I don’t do what my friends say I do.

These are spare, unflinching, brilliant poems, utterly without sentiment. Or maybe not without sentiment, but understanding it in a new way, as the tonal cover we extend to loss so that it is not too horrible to look at.


If I could stop hoping for a month,

stop praying for a month, I could be alone again
with God in the old way, in a room at the end

of a hall and ask why it gets late early now.

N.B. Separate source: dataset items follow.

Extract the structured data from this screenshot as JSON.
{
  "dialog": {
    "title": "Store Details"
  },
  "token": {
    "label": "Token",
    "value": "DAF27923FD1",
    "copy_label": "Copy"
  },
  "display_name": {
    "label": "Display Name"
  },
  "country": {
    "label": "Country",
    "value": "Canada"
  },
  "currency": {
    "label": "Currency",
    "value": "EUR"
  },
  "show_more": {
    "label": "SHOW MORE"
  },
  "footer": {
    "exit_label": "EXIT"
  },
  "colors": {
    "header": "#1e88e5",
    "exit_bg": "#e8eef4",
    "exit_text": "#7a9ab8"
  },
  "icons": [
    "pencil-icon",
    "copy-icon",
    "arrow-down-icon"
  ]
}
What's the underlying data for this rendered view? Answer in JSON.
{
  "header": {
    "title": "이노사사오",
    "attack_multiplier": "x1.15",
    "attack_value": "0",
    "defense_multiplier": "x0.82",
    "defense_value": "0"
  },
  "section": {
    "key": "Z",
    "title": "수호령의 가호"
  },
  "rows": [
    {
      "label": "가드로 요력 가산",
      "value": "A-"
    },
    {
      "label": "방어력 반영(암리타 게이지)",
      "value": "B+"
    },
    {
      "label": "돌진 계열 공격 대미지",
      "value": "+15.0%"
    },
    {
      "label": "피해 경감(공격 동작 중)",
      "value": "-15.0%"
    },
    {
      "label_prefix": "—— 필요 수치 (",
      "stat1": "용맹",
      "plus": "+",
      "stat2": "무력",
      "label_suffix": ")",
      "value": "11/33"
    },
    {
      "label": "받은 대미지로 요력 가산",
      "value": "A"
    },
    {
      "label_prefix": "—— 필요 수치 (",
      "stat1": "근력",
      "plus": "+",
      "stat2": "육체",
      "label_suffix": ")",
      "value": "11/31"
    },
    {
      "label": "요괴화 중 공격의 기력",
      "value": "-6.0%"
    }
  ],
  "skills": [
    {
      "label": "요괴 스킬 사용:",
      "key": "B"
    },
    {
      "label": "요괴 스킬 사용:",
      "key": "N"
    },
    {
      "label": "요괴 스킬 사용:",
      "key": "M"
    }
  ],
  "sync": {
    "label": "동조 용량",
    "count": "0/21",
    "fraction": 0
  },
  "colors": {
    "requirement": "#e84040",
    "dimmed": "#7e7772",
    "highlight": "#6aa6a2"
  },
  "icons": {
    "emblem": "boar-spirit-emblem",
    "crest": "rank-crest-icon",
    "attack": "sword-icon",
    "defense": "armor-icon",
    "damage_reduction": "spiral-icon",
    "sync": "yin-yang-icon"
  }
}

Shinder’s poems transcend their SoQ roots, I think, for the same reason that Rae Armantrout’s acts of linguistic vertigo can make it into The New Yorker. The poems are so pared down that readers who do not come to them with the same set of shared assumptions about poetry don’t get bogged down in the trappings of their larger social context. Would I feel the same way about Shinder’s earlier books, all published by houses like Indiana and Sheepmeadow, presses to which I pay almost no attention? I really have no idea. Facing one’s own death – especially as Shinder did in the poems – can have a profound impact on how one conducts one’s art. But Shinder suffered with the cancer that finally killed him for at least a dozen years. Possibly he’s one of those quietists – like Wendell Berry & Jack Gilbert – who has always been worth reading. I don’t know. But I intend to find out.


¹ Short version: it’s the wrong way to read poetry. It’s precisely where the “news” in poetry is not. Such anthologies always discredit whatever theme they seek to advance, whether it’s anti-war poetry or works about third cousins twice removed.